The proposal is for a two-storey extension to a terraced Georgian house in a locally designated Conservation Area, adjacent to the Old Dover Road and its connection with Kent. The house has a ramshackle collection of lean-to extensions at the rear and the owners wish to renovate the whole of the back area by building a two storey extension that would create a new kitchen and dining space on the ground floor and a new bathroom and larger bedroom on the first floor. The existing collection of structures is presently dilapidated and includes various temporary structures, which have become neglected over many years of little or no maintenance. The owners wish to reinstate the house to a good standard.

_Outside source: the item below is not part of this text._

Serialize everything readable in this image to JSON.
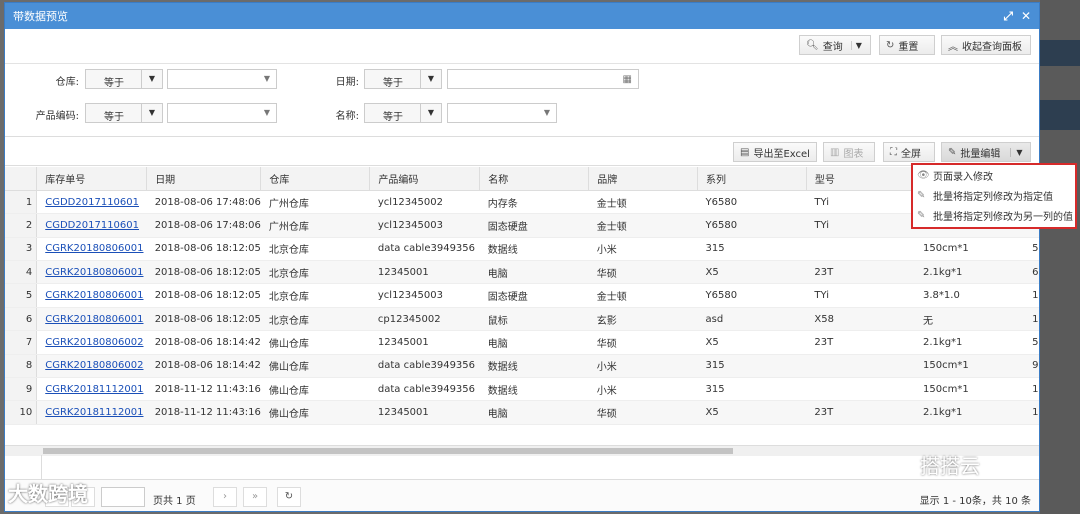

The existing party wall with 16 Bowater Place extends as far as the proposal and therefore would not incur any lack of light nor create any overbearing on this side. The extension would not obscure light or create overbearing on 20 Bowater Place because it extends only as far as a 45 degree projected line extends and therefore would not create a sense of overbearing. The proposal for the roof is to create an extension of the existing roof with a hipped end so as to reduce any sense of overbearing with neighbours at Bowater or Reynolds Place. The ground floor would extend beyond the first floor extension and have a glass- panelled roof. Below this would hang four folding glass doors. On the first floor a new bathroom is created in the middle of the house that would have a skylight and maintain the existing fireplace. The extended bedroom would also have a skylight. The landing would be opened up and have a skylight as well. As will the new bathroom. At the front of the house the proposal includes the replacement of the existing windows with white painted timber sash double glazed windows and the creation of a front garden with Georgian style iron railings and new planting. The existing stairway first floor window is very small and it is proposed that this is replaced by a new window- to match the next-door sash window. Also the existing rear first floor sash window is to be maintained and used on the rear of the new extension. The overall composition of the doors and the glass extension on the ground floor reflect the horizontality of the house and have mullions, which enhance this. Also the choice of four doors rather than any more maintain this character.
The proposal includes the creation of a new door in the hallway on the side of the stairs to access the kitchen. The existing floor change in level will be maintained and the kitchen will lead out directly on level with the garden. The stairway will be maintained, but the new landing will open this space to create a more open space.
The proposed roof will be of matching slates and extend to form a hipped end. The extension shall be constructed of timber frame and have black painted weatherboarding that would be in keeping with the local Blackheath vernacular and its associations with Kent, The Old Dover Road. The doors are proposed to be black painted steel framed glass doors with mullions. The architrave that surrounds these doors is also to be of black painted weatherboarding. The rainwater pipes and gutters are to be of black pressed metal. The roof on the side of the extension is to be covered in lead and the skylight strip within this area is to be an upstanding surround with self-cleaning glass.
The first floor extension extends the same distance as that of the existing party wall and so does not obscure any aspect of number 16 Bowater Place. The ground floor extension extends less distance than the existing extension and does not on the first floor obscure any sightlines or light of 20 Bowater Place. The improvements that will be made to this small Georgian terraced house will generally reinstate it to a good condition and the clients are keen to make sure that all details of construction are produced to the highest quality, partly due to the owner being a builder himself and also due to their appreciation of period houses. The desire to create a weather-boarded extension reflects this desire to create something special yet in keeping with the local history and vernacular of Blackheath. In conclusion this modest extension and its various renovations will make this dilapidated and neglected a newly functioning home for modern living without compromising neighbours or the house itself. In fact the small extension that is proposed will harmonise and improve a near derelict collection of outhouses into something habitable.